FC2ブログ

いしが城谷クリニック   スタッフ日記

日常茶飯事のなかに、 ココロとカラダがちょこっと幸せになるもの。 めっけるのだ。

05-07

2012

チョウダノレツ・番外編

ずいぶんと前の話ですが。
つきたてのお餅が無料でいただけるという
なんとも有り難い列に、友達と並んでいた。

私たちの前に並んでいる親子。
「おもち、はやくたべたいね。」
小さな女の子が母親に言っていた。

お餅をついている時間は待つのだが、
つきあがると、結構早く列が進む。
女の子の番が来た。
器が軽く、お餅が重たいせいもあったと思う、コロコロと
お餅が地面に転がり落ちた。

手渡したおじさんが大声で言った。
「食べ物やねんで!粗末にしたらアカンやろ!」
その子の母親は平謝りだった。
「なんで食べ物を落とすんや!」おじさんは怒っていた。

この子、むっちゃお餅楽しみにしててんで。
わざとちゃうやん。
誰だって食べ物を落としてしまう事、あるんちゃうの!

怒っているおじさんの横で、配っていたもう一人のおばさんが、
「しっかりもってね。」と女の子に新しいお餅を手渡していた。

私の番が来た。
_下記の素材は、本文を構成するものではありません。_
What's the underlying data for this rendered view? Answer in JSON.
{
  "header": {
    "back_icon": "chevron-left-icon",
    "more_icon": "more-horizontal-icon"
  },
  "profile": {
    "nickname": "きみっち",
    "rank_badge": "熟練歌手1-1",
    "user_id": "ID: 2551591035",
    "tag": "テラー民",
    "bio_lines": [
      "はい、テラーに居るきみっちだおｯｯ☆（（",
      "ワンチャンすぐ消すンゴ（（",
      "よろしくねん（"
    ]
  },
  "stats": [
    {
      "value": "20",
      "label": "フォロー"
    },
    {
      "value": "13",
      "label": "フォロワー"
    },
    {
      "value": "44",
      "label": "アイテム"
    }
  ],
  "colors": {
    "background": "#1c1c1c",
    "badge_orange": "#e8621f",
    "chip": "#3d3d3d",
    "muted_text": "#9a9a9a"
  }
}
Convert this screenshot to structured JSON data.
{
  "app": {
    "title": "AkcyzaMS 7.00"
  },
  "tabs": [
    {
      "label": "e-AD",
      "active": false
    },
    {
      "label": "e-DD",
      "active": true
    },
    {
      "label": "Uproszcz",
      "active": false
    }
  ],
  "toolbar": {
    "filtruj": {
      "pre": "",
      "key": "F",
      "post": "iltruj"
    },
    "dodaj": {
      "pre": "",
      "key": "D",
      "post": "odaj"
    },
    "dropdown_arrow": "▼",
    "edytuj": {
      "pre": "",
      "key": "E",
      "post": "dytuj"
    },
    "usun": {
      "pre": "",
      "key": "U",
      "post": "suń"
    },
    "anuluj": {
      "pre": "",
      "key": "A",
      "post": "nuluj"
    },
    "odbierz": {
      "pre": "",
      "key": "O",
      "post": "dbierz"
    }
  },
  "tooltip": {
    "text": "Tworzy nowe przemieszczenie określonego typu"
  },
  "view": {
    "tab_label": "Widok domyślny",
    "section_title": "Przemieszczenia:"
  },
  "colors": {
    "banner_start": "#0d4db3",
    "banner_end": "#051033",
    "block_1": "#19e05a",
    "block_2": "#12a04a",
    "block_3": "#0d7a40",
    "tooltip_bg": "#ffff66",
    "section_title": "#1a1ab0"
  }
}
おじさんの怒りはおさまらないようで、
「な?食べ物、粗末にしたらアカンやんな!
あの子、落とすんやで~!」と、私に言った。


・・・・・まだ言う?そりゃ、おじさんの言い分もあるだろう。
でもあの子、どんな気持ちやと思う?

「私はいいです。」私はとてもお餅を受け取る気持ちにならなかった。
「は?」とおじさんは言った。
列を離れた時、女の子がしっかり器をもって、ゆっくりゆっくり歩いていた。
(そうそう。その調子!)
友達が「ちょっと待ちや~!」と追いかけてきた。
(あ、友達忘れてた・・・。)

「はい、アンタの分。あのおばさんが、「あの人にも」ってくれはったで!」
振り返ると、おばさんがこっちを見て一礼した。
「ありがとうございますっ!」私は叫んだ。

そこらへんに腰掛け、友達とお餅を食べた。
「だから損するねんで。これ私の分けなあかんとこやったやん。
もらっときゃいいねん。もらっときゃ!」
友達が感謝してよとばかりに言っていた。
「はいはい、いつもフォローありがと。
のどつまりそうやから、ちょっと飲み物買って来て。」
「なんなんよアンタ!!!!!」

むこうで女の子がお餅を食べているのが見える。
(あのおじさんの事、気にしたらアカンねんで。)
って、私が一番気にしてるんだけど。

これで、列にまつわる話はおしまい。またいつか。